Lorsque nous avons aménager à Dar el Kef en janvier 1963, la France avait encore des troupes militaires en stationnement à Alger. Le parking  supérieur faisait face à la caserne Arnault de Vitrolle. C'est sur l'emplacement de ce casernement devant lequel nous passions pour nous rendre à pied faire nos achats à l'unique "Supermarché " de Birmendreis ( aujourd'hui, Bir Mourad Raïs ) que le Palais présidentiel a été édifié, dans les années 2000. Je n'ai pas revu ce quartier depuis presque trente ans !  Je suppose que toutes ces modifications, si elles l'ont   modernisé, ont dû nuire gravement au charme qui était le sien dans les années soixante.

 

Qu'est devenu le Supermarché qui n'avait sur ses étagères que des boites de jus de tomate importées de je ne sais quel pays de l'Est ? Et ce petit marchand de légumes installé dans un passage étroit entre deux immeubles ? Il glissait subrepticement un ou deux kilos de pomme de terre dans le couffin de mon épouse.

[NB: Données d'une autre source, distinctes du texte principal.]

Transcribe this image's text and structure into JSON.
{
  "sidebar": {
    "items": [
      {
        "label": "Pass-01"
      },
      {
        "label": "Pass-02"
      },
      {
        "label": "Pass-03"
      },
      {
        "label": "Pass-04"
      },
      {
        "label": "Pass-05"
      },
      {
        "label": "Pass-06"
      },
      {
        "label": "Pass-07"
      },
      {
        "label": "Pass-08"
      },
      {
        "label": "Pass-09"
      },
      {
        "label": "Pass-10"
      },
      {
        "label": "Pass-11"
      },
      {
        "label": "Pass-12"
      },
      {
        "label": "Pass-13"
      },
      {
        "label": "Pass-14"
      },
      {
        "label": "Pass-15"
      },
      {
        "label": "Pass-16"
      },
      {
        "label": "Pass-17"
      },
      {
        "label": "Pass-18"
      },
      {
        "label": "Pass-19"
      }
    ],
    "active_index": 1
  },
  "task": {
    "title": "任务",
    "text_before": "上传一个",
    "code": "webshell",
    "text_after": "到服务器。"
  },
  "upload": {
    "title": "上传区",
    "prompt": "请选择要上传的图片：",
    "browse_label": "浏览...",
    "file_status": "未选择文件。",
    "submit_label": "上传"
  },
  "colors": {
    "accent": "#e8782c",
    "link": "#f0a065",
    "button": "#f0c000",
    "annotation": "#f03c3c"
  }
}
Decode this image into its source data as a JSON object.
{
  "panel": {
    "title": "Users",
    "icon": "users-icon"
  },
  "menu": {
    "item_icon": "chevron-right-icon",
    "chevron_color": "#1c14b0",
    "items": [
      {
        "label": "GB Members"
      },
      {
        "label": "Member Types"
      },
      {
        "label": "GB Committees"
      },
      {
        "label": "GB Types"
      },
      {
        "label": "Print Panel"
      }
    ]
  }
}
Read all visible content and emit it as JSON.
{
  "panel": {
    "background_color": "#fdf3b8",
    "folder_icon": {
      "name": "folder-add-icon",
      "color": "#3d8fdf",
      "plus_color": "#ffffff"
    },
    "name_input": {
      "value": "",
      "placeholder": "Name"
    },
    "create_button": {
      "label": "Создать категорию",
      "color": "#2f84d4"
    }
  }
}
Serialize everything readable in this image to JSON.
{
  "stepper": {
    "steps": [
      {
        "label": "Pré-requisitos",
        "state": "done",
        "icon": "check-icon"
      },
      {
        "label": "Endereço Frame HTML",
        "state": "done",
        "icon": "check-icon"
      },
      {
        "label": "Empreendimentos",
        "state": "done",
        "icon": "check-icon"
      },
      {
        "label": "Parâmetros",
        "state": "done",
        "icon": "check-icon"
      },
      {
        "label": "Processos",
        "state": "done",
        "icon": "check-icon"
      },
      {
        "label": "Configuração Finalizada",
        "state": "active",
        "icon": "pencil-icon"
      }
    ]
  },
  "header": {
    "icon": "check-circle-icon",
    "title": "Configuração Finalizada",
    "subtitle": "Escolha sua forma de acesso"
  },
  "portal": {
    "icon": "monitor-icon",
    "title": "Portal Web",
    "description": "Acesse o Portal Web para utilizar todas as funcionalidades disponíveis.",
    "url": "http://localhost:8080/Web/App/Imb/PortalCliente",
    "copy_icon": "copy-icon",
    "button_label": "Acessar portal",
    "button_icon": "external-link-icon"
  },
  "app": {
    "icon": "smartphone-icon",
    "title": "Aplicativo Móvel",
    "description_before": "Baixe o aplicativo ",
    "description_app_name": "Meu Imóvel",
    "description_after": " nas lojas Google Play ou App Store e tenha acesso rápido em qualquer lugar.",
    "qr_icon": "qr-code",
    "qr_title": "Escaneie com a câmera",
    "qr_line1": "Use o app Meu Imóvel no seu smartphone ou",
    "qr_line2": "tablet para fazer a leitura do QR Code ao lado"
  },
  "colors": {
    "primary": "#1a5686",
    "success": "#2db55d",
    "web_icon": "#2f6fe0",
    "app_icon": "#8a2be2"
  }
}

Oui ! à cette époque, les pommes de terre valaient de l'or à Alger ! Le marchant de légumes qui ne vous connaissait pas exigeait l'achat de quelques kilos de courgettes ou d'autres légumes pour vous faire le "cher" cadeau de quelques patates. Et il n'était pas question de discuter un prix qui d'ailleurs ne vous était pas annoncé.

 

Qu'est-il devenu notre petit marchand de légumes avec sa gandoura qui avait été blanche et son chèche rouge enfoncé jusqu'aux oreilles. Toujours aimable-pas une amabilité feinte de commerçant : il aurait fallu qu'il soit bon comédien pour savoir composer ce franc et lumineux sourire. Si mon épouse avait oublié son porte-monnaie  ou avait acheté trop de boite de tomate au supermarché, je l'entendais lui dire : " Ne t'en fais pas ma fille, tu me paieras la prochaine fois."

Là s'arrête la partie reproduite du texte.